On top of that, back in those days Microsoft had absolutely no leanings toward being friendly with open source projects. Certainly not Linux or GCC.
So why would they have cooperated on an ABI? I'd guess that the ABIs are different simply because they were designed at more or less the same time and in isolation.
Another quote from "A History of Modern 64-bit Computing":
This indicates that even AMD didn't feel that cooperation was necessarily the most important thing between MS and Unix, but that having Unix/Linux support was very important. Maybe even trying to convince one or both sides to compromise or cooperate wasn't worth the effort or risk(?) of irritating either of them? Perhaps AMD thought that even suggesting a common ABI might delay or derail the more important objective of simply having software support ready when the chip was ready.
Speculation on my part, but I think the major reason the ABIs are different was the political reason that MS and the Unix/Linux sides just didn't work together on it, and AMD didn't see that as a problem.
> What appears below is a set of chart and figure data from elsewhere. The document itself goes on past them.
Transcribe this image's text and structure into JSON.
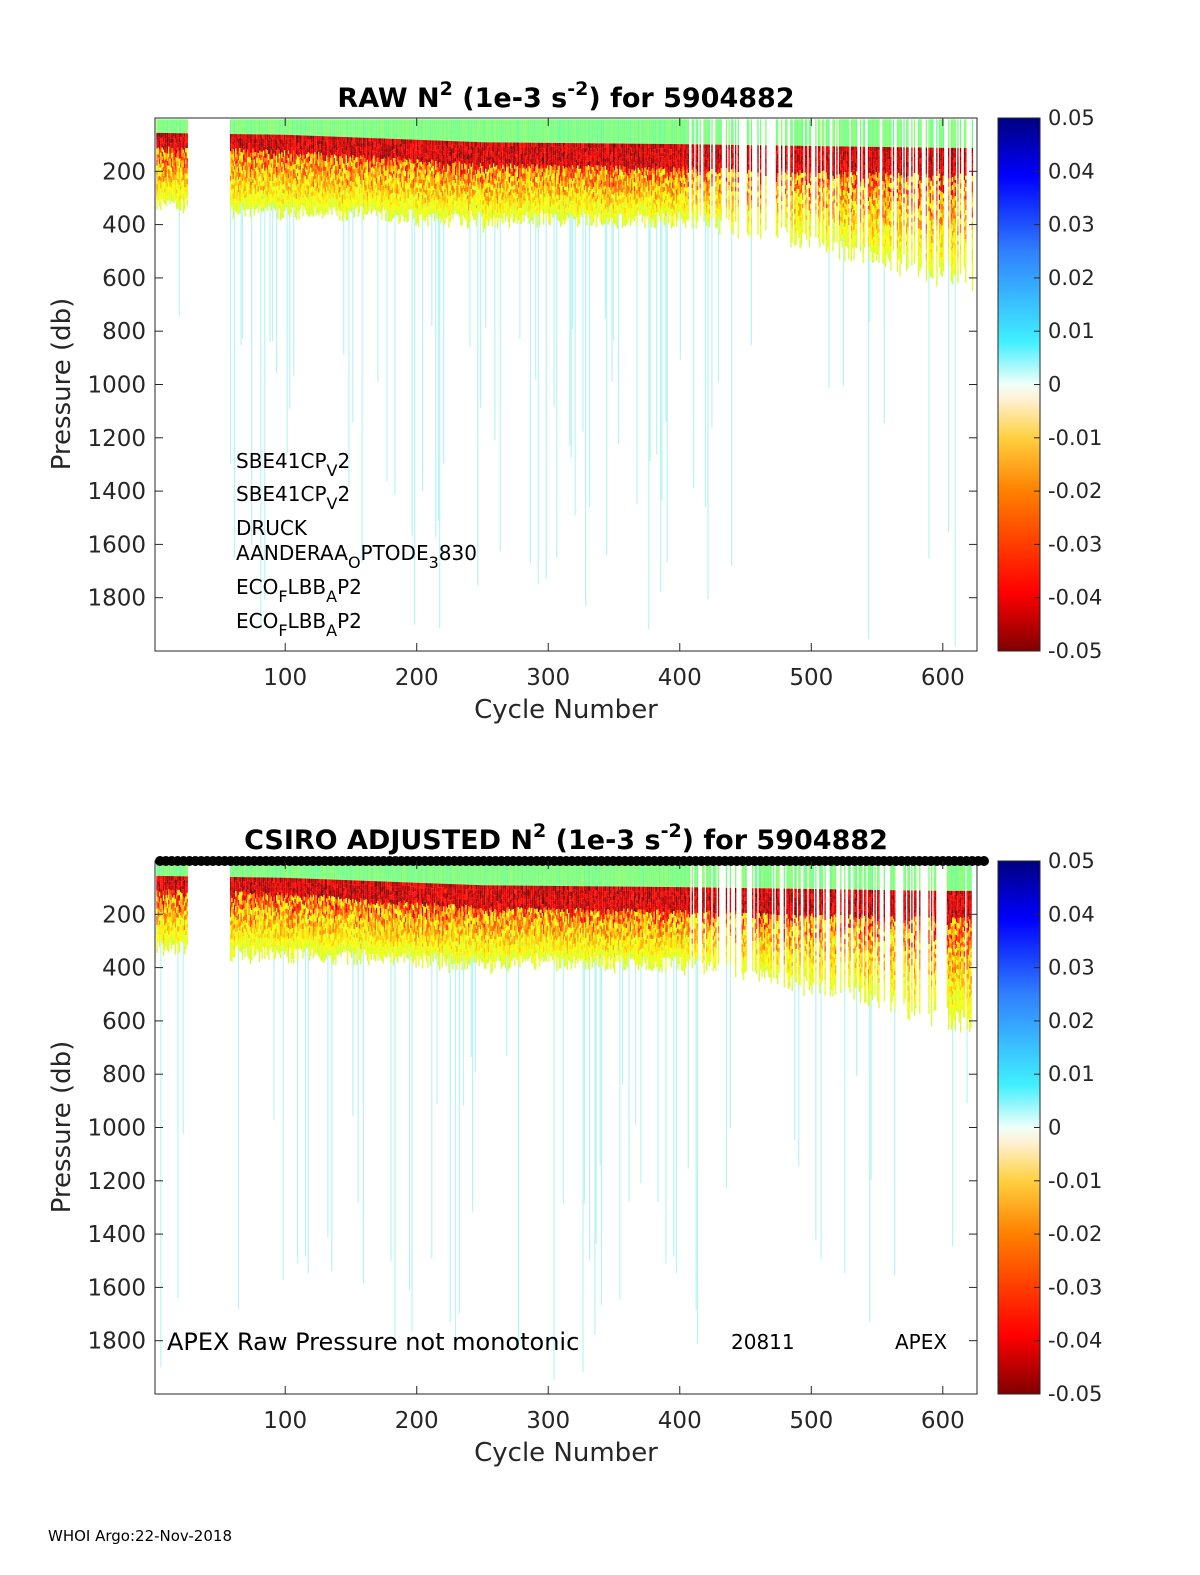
{
  "chart_data": [
    {
      "type": "heatmap",
      "title": "RAW N² (1e-3 s⁻²) for 5904882",
      "title_parts": {
        "pre": "RAW N",
        "sup1": "2",
        "mid": " (1e-3 s",
        "sup2": "-2",
        "post": ") for 5904882"
      },
      "xlabel": "Cycle Number",
      "ylabel": "Pressure (db)",
      "xlim": [
        1,
        626
      ],
      "ylim": [
        2000,
        0
      ],
      "y_reversed": true,
      "x_ticks": [
        "100",
        "200",
        "300",
        "400",
        "500",
        "600"
      ],
      "y_ticks": [
        "200",
        "400",
        "600",
        "800",
        "1000",
        "1200",
        "1400",
        "1600",
        "1800"
      ],
      "colorbar": {
        "min": -0.05,
        "max": 0.05,
        "colormap": "jet",
        "ticks": [
          "0.05",
          "0.04",
          "0.03",
          "0.02",
          "0.01",
          "0",
          "-0.01",
          "-0.02",
          "-0.03",
          "-0.04",
          "-0.05"
        ]
      },
      "sensor_labels": [
        {
          "base": "SBE41CP",
          "sub": "V",
          "tail": "2"
        },
        {
          "base": "SBE41CP",
          "sub": "V",
          "tail": "2"
        },
        {
          "base": "DRUCK",
          "sub": "",
          "tail": ""
        },
        {
          "base": "AANDERAA",
          "sub": "O",
          "tail": "PTODE",
          "sub2": "3",
          "tail2": "830"
        },
        {
          "base": "ECO",
          "sub": "F",
          "tail": "LBB",
          "sub2": "A",
          "tail2": "P2"
        },
        {
          "base": "ECO",
          "sub": "F",
          "tail": "LBB",
          "sub2": "A",
          "tail2": "P2"
        }
      ],
      "data_summary": {
        "dense_profile_base_db": [
          [
            5,
            320
          ],
          [
            20,
            320
          ],
          [
            60,
            340
          ],
          [
            150,
            350
          ],
          [
            250,
            380
          ],
          [
            300,
            370
          ],
          [
            400,
            380
          ],
          [
            460,
            420
          ],
          [
            500,
            460
          ],
          [
            550,
            520
          ],
          [
            600,
            580
          ],
          [
            620,
            600
          ]
        ],
        "high_stratification_band_db": [
          [
            5,
            80
          ],
          [
            100,
            90
          ],
          [
            250,
            130
          ],
          [
            400,
            140
          ],
          [
            600,
            160
          ]
        ]
      }
    },
    {
      "type": "heatmap",
      "title": "CSIRO  ADJUSTED N² (1e-3 s⁻²) for 5904882",
      "title_parts": {
        "pre": "CSIRO  ADJUSTED N",
        "sup1": "2",
        "mid": " (1e-3 s",
        "sup2": "-2",
        "post": ") for 5904882"
      },
      "xlabel": "Cycle Number",
      "ylabel": "Pressure (db)",
      "xlim": [
        1,
        626
      ],
      "ylim": [
        2000,
        0
      ],
      "y_reversed": true,
      "x_ticks": [
        "100",
        "200",
        "300",
        "400",
        "500",
        "600"
      ],
      "y_ticks": [
        "200",
        "400",
        "600",
        "800",
        "1000",
        "1200",
        "1400",
        "1600",
        "1800"
      ],
      "colorbar": {
        "min": -0.05,
        "max": 0.05,
        "colormap": "jet",
        "ticks": [
          "0.05",
          "0.04",
          "0.03",
          "0.02",
          "0.01",
          "0",
          "-0.01",
          "-0.02",
          "-0.03",
          "-0.04",
          "-0.05"
        ]
      },
      "annotations": {
        "left": "APEX",
        "message": "Raw Pressure not monotonic",
        "serial": "20811",
        "platform": "APEX"
      },
      "flag_marker_row": "circles along top edge for all cycles"
    }
  ],
  "footer": "WHOI Argo:22-Nov-2018"
}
Win32 对于 ESI 和 EDI 有其自己的用途,并且要求不得修改它们(或者至少在调用 API 之前恢复它们)。我想象 64 位代码对 RSI 和 RDI 执行相同的操作,这可以解释为什么它们不用于传递函数参数。
不过,我无法告诉你为什么 RCX 和 RDX 会互换。
Win32 has its own uses for ESI and EDI, and requires that they not be modified (or at least that they be restored before calling into the API). I'd imagine 64-bit code does the same with RSI and RDI, which would explain why they're not used to pass function arguments around.
I couldn't tell you why RCX and RDX are switched, though.